I’m so excited for you, this album is great. We’ve been talking to a lot of artists and with things being so crazy, I’m so glad people are still putting out new music. I read unfortunately that you had to cancel your upcoming tour that you had lined up for this, and that’s obviously such a heartbreaking thing to have to do. But what are you doing right now to keep the light on? Are you taking the time to reflect on the album release, or are you already back to writing?

HE: I’ve been busy working on videos for the album, that’s what’s been keeping me busy. I had a music video all lined up last month in March, and it got cancelled. It was really just after the quarantine started and it got cancelled, so I was like, “Okay, well, I have to figure out how to make these videos myself now” (laughs). I’ve just been having fun with that and staying busy with promoting the album. I think that’s what’s been helping me get through this crazy time, it’s just being focused on my working and just being grateful that people like you care about it, I really appreciate that.

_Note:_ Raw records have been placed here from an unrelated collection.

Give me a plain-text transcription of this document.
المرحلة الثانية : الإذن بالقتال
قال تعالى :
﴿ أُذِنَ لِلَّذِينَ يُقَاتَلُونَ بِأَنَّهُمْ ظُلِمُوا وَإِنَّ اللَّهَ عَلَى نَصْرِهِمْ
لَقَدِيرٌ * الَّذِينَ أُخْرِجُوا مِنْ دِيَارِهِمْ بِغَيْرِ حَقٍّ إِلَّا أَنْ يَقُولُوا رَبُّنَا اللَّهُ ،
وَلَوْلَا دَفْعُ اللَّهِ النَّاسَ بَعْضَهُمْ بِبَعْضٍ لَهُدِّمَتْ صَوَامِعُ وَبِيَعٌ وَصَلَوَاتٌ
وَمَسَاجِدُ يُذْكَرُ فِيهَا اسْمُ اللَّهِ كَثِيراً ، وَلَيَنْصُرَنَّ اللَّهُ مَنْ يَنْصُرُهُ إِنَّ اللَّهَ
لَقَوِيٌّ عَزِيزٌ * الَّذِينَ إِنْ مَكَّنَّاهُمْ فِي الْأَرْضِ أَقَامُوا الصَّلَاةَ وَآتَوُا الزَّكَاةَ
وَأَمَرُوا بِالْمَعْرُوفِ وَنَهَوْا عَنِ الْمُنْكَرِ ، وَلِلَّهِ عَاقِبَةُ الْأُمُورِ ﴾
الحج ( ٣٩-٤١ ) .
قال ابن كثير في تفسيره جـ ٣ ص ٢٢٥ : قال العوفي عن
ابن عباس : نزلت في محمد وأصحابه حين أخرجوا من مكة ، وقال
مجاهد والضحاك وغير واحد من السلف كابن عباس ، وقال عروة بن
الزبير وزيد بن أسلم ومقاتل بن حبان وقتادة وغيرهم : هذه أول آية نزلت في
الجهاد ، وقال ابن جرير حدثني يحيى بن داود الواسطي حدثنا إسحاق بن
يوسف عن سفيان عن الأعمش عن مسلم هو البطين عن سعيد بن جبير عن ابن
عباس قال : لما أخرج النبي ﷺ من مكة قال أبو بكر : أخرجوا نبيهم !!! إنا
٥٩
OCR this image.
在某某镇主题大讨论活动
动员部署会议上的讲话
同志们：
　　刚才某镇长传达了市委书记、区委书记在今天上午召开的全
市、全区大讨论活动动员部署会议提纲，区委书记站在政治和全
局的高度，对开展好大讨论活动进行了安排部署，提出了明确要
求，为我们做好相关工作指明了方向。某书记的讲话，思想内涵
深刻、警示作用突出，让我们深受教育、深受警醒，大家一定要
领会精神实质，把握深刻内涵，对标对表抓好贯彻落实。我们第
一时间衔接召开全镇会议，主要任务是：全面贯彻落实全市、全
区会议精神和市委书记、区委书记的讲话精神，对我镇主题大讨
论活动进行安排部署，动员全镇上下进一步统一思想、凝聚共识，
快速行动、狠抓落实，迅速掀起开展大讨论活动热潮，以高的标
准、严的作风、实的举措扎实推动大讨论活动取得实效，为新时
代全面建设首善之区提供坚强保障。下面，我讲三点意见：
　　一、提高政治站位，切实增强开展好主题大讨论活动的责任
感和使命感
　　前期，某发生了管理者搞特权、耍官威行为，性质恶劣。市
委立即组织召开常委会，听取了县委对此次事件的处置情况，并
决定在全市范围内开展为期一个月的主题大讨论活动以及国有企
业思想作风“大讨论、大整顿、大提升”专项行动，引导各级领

I’m just gonna keep working, so anything that I can do. It is crazy that the tour got cancelled, but it’s not that crazy. I was kind of half expecting it. So many other artists have had their tours cancelled as well, so I feel like we’re all in the same boat. I can’t really throw a pity party, honestly. I’m just glad to be able to put out the record during this time and I hope that it brings comfort to people right now.

One question that I like to ask – and I hate to do this to artists because I don’t like making people choose their favorite babies – is what song on the album means something special to you, that you maybe want to draw particular attention to? Or maybe it’s a song that taught you something about yourself or your writing process?

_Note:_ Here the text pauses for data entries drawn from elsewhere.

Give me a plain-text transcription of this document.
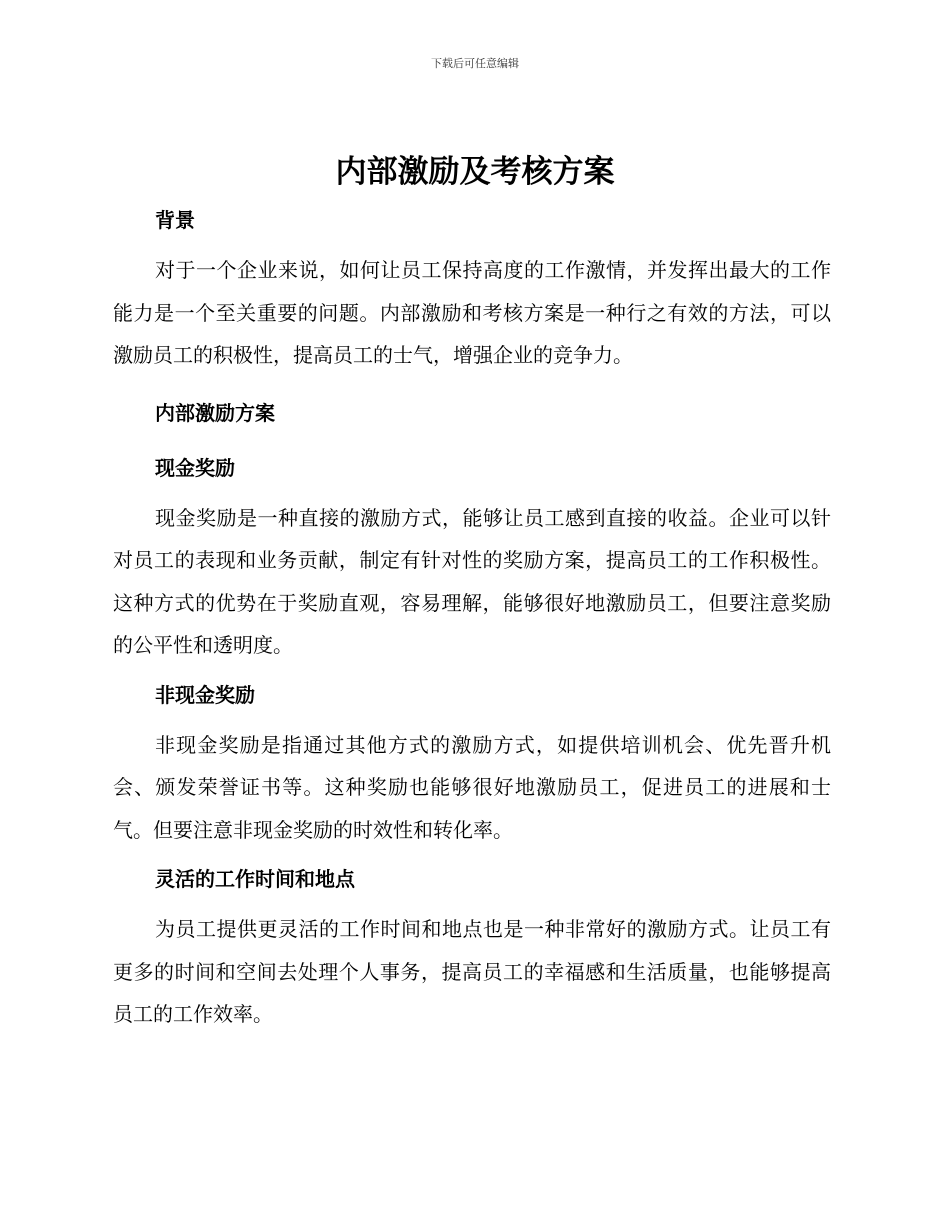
下载后可任意编辑
内部激励及考核方案
背景

对于一个企业来说，如何让员工保持高度的工作激情，并发挥出最大的工作能力是一个至关重要的问题。内部激励和考核方案是一种行之有效的方法，可以激励员工的积极性，提高员工的士气，增强企业的竞争力。

内部激励方案
现金奖励

现金奖励是一种直接的激励方式，能够让员工感到直接的收益。企业可以针对员工的表现和业务贡献，制定有针对性的奖励方案，提高员工的工作积极性。这种方式的优势在于奖励直观，容易理解，能够很好地激励员工，但要注意奖励的公平性和透明度。

非现金奖励

非现金奖励是指通过其他方式的激励方式，如提供培训机会、优先晋升机会、颁发荣誉证书等。这种奖励也能够很好地激励员工，促进员工的进展和士气。但要注意非现金奖励的时效性和转化率。

灵活的工作时间和地点

为员工提供更灵活的工作时间和地点也是一种非常好的激励方式。让员工有更多的时间和空间去处理个人事务，提高员工的幸福感和生活质量，也能够提高员工的工作效率。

HE: That’s a really good question (laughs)! It is, it’s really hard to pick. That’s a cool question you asked about the songwriting thing, I was gonna say one song, but I’ll say a different one now. The first track on the album is called “Born Like.” That song kinda came about in a different way for me. It came about from just a voice memo I recorded on my own. That was just the vocal part, and I’d had it in my phone for two years. It was one of my first few sessions in LA with my friend Blake Stranathan, who I wrote some of the songs with. I showed him this voice memo, and then we started working on this song. I knew it was a weird voice memo, so I was like, “How can I make this a song?” But that was the song where it felt like I was starting to… once we recorded that, I was like, “Oh, this is the vibe. I feel like I’m starting to know what sound I want for the album.” That was my first session with Blake, and we instantly clicked. He and I wrote about half of the songs on this album together. I feel lie that’s kind of an important song for the birth of the album and the vibe of it. It’s a really special song to me.